BPM - Six identical couplers

Figure 9: Six identical couplers

This may be recognized as a weak point of the presented method, everything depends on skills and experience of the user. On the other hand, the subunits mostly appear naturally from the basic design. This fact reduces the possibility of error.

It is obvious, we can pick the six couplers off the layout to simulate (and/or optimize or slightly modify) just one (the four port coupler is shown in Figure 10), later applying six times the obtained result.

BPM - Four-port coupler

Figure 10: Four-port coupler

We have the number of remaining single waveguides to describe. We can do so in several possible ways and we may recognize another step of flexibility of the method.
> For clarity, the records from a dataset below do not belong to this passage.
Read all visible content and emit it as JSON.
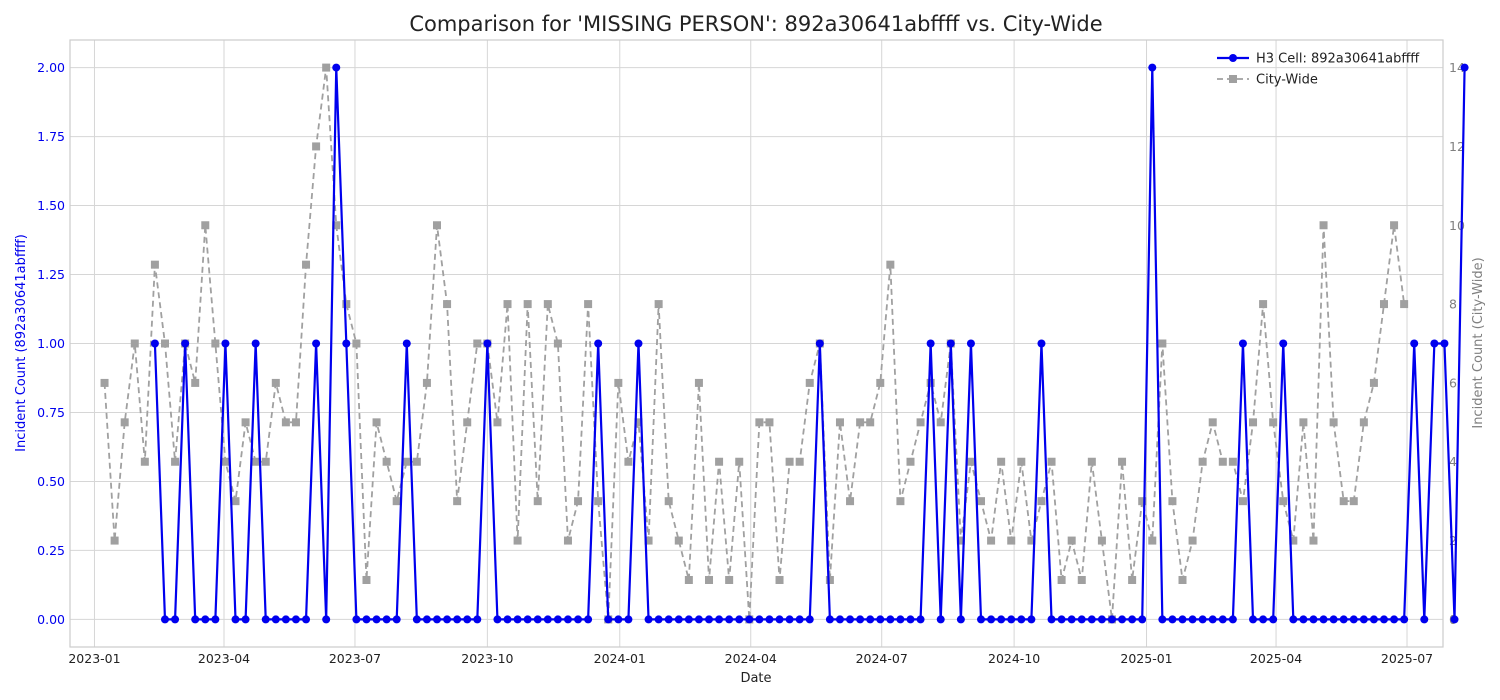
{
  "chart_data": {
    "type": "line",
    "title": "Comparison for 'MISSING PERSON': 892a30641abffff vs. City-Wide",
    "xlabel": "Date",
    "ylabel_left": "Incident Count (892a30641abffff)",
    "ylabel_right": "Incident Count (City-Wide)",
    "ylim_left": [
      -0.1,
      2.1
    ],
    "ylim_right": [
      -0.7,
      14.7
    ],
    "yticks_left": [
      "0.00",
      "0.25",
      "0.50",
      "0.75",
      "1.00",
      "1.25",
      "1.50",
      "1.75",
      "2.00"
    ],
    "yticks_right": [
      "0",
      "2",
      "4",
      "6",
      "8",
      "10",
      "12",
      "14"
    ],
    "xticks": [
      "2023-01",
      "2023-04",
      "2023-07",
      "2023-10",
      "2024-01",
      "2024-04",
      "2024-07",
      "2024-10",
      "2025-01",
      "2025-04",
      "2025-07"
    ],
    "x_start": "2023-01-08",
    "x_step_days": 7,
    "xlim": [
      "2022-12-15",
      "2025-07-26"
    ],
    "grid": true,
    "legend_position": "top-right",
    "series": [
      {
        "name": "H3 Cell: 892a30641abffff",
        "color": "#0000ee",
        "axis": "left",
        "start_index": 5,
        "values": [
          1,
          0,
          0,
          1,
          0,
          0,
          0,
          1,
          0,
          0,
          1,
          0,
          0,
          0,
          0,
          0,
          1,
          0,
          2,
          1,
          0,
          0,
          0,
          0,
          0,
          1,
          0,
          0,
          0,
          0,
          0,
          0,
          0,
          1,
          0,
          0,
          0,
          0,
          0,
          0,
          0,
          0,
          0,
          0,
          1,
          0,
          0,
          0,
          1,
          0,
          0,
          0,
          0,
          0,
          0,
          0,
          0,
          0,
          0,
          0,
          0,
          0,
          0,
          0,
          0,
          0,
          1,
          0,
          0,
          0,
          0,
          0,
          0,
          0,
          0,
          0,
          0,
          1,
          0,
          1,
          0,
          1,
          0,
          0,
          0,
          0,
          0,
          0,
          1,
          0,
          0,
          0,
          0,
          0,
          0,
          0,
          0,
          0,
          0,
          2,
          0,
          0,
          0,
          0,
          0,
          0,
          0,
          0,
          1,
          0,
          0,
          0,
          1,
          0,
          0,
          0,
          0,
          0,
          0,
          0,
          0,
          0,
          0,
          0,
          0,
          1,
          0,
          1,
          1,
          0,
          2
        ]
      },
      {
        "name": "City-Wide",
        "color": "#a0a0a0",
        "axis": "right",
        "start_index": 0,
        "values": [
          6,
          2,
          5,
          7,
          4,
          9,
          7,
          4,
          7,
          6,
          10,
          7,
          4,
          3,
          5,
          4,
          4,
          6,
          5,
          5,
          9,
          12,
          14,
          10,
          8,
          7,
          1,
          5,
          4,
          3,
          4,
          4,
          6,
          10,
          8,
          3,
          5,
          7,
          7,
          5,
          8,
          2,
          8,
          3,
          8,
          7,
          2,
          3,
          8,
          3,
          0,
          6,
          4,
          5,
          2,
          8,
          3,
          2,
          1,
          6,
          1,
          4,
          1,
          4,
          0,
          5,
          5,
          1,
          4,
          4,
          6,
          7,
          1,
          5,
          3,
          5,
          5,
          6,
          9,
          3,
          4,
          5,
          6,
          5,
          7,
          2,
          4,
          3,
          2,
          4,
          2,
          4,
          2,
          3,
          4,
          1,
          2,
          1,
          4,
          2,
          0,
          4,
          1,
          3,
          2,
          7,
          3,
          1,
          2,
          4,
          5,
          4,
          4,
          3,
          5,
          8,
          5,
          3,
          2,
          5,
          2,
          10,
          5,
          3,
          3,
          5,
          6,
          8,
          10,
          8
        ]
      }
    ]
  }
}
First the most accurate way is to simulate them by BPM similarly to the coupler – let us call it total analysis with respect to this approach. However, the detailed study is not needed for all waveguides. We would prefer to do so for the waveguides playing a role between the couplers, since we are primarily interested in the phase difference between the arms. The waveguides connecting the ports with the “core” of the device (i.e. the outermost waveguides) are simple isolated waveguides engaged in modal propagation in the fundamental mode. After some preliminary inspection we can even neglect the losses or we can prescribe them analytically. In other words, a user’s experience and intuitive estimation says how far any approximation may be used. This means we can approximately assume the power overlap integral to be the unity at the end of the waveguide and we have to find the phase delay according to Equation 4. The style of the S-data file is obvious. To generate these data analytically requests only the knowledge of the propagation length(s) and the modal indices. This can be even done by any spreadsheet codes. We will also supply a user with a short engine creating the files soon. The huge advantage here is we do not employ any numerical technique to describe all the waveguides where numeric yields no essential results. Short inspection apparently shows the power overlap integral differs by negligible amount after relatively long propagation in the straight waveguide. We thus need to consider the phase delay, as described above.

What about the efficiency of the method? We can see we have to run the BPM for only small fractions of the whole layout. This saves an immense portion of the simulation time and we are missing no essential information about the light traveling on the layout. To be more specific, let us show the final design of the mux/demux device in the OptiSystem environment.

BPM - Remaining primitive waveguides from layout

Figure 11: Remaining primitive waveguides from layout

BPM - Four-port couplerThe four-port coupler takes the form shown on the left. The icon possesses all the desired data with respect to the power transfer, the phase delay as the dependencies on the considered wavelength interval.
The schematic representation of the device according to the original schematics is shown in Figure 12. For an example, note the direct (analytical) connection from the coupler ‘b’ to the output A, because there is no special functionality of that upper waveguide. Introducing the light sources and the analyzers (power meters), we may run the simulation. Since we are dealing with small matrices, the simulation takes only negligible time.

BPM - Four-port coupler schematic in OptiSystem environment

Figure 12: Four-port coupler schematic in OptiSystem environment

Figure 13 details the flexibility of the OptiSystem tool. If there is no need for the exact analysis, we can skip some numerical simulations and simulate only those parts we are interested in. The simplest layout is shown in Figure 13.

BPM - OptiSystem simple layout

Figure 13: OptiSystem simple layout

We have numerically studied only the phase differences of each arm, and we exploited analytically prescribed 3dB coupler. We may exchange any S-data part of the simulation by an analytical model and vice versa. This possibility opens very huge field for the additional study of a device, its modification, pre-calculation, partial analysis (e.g. one can put the power meter in any suitable place inside the layout) and many others. You can see the agreement with the original paper [5] (we show only one channel signal for the sake of brevity). The files are available in the template library of Optiwave products.

BPM - Power vs. Frequency dependence (at port ‘C’)

Figure 14: Power vs. Frequency dependence (at port ‘C’)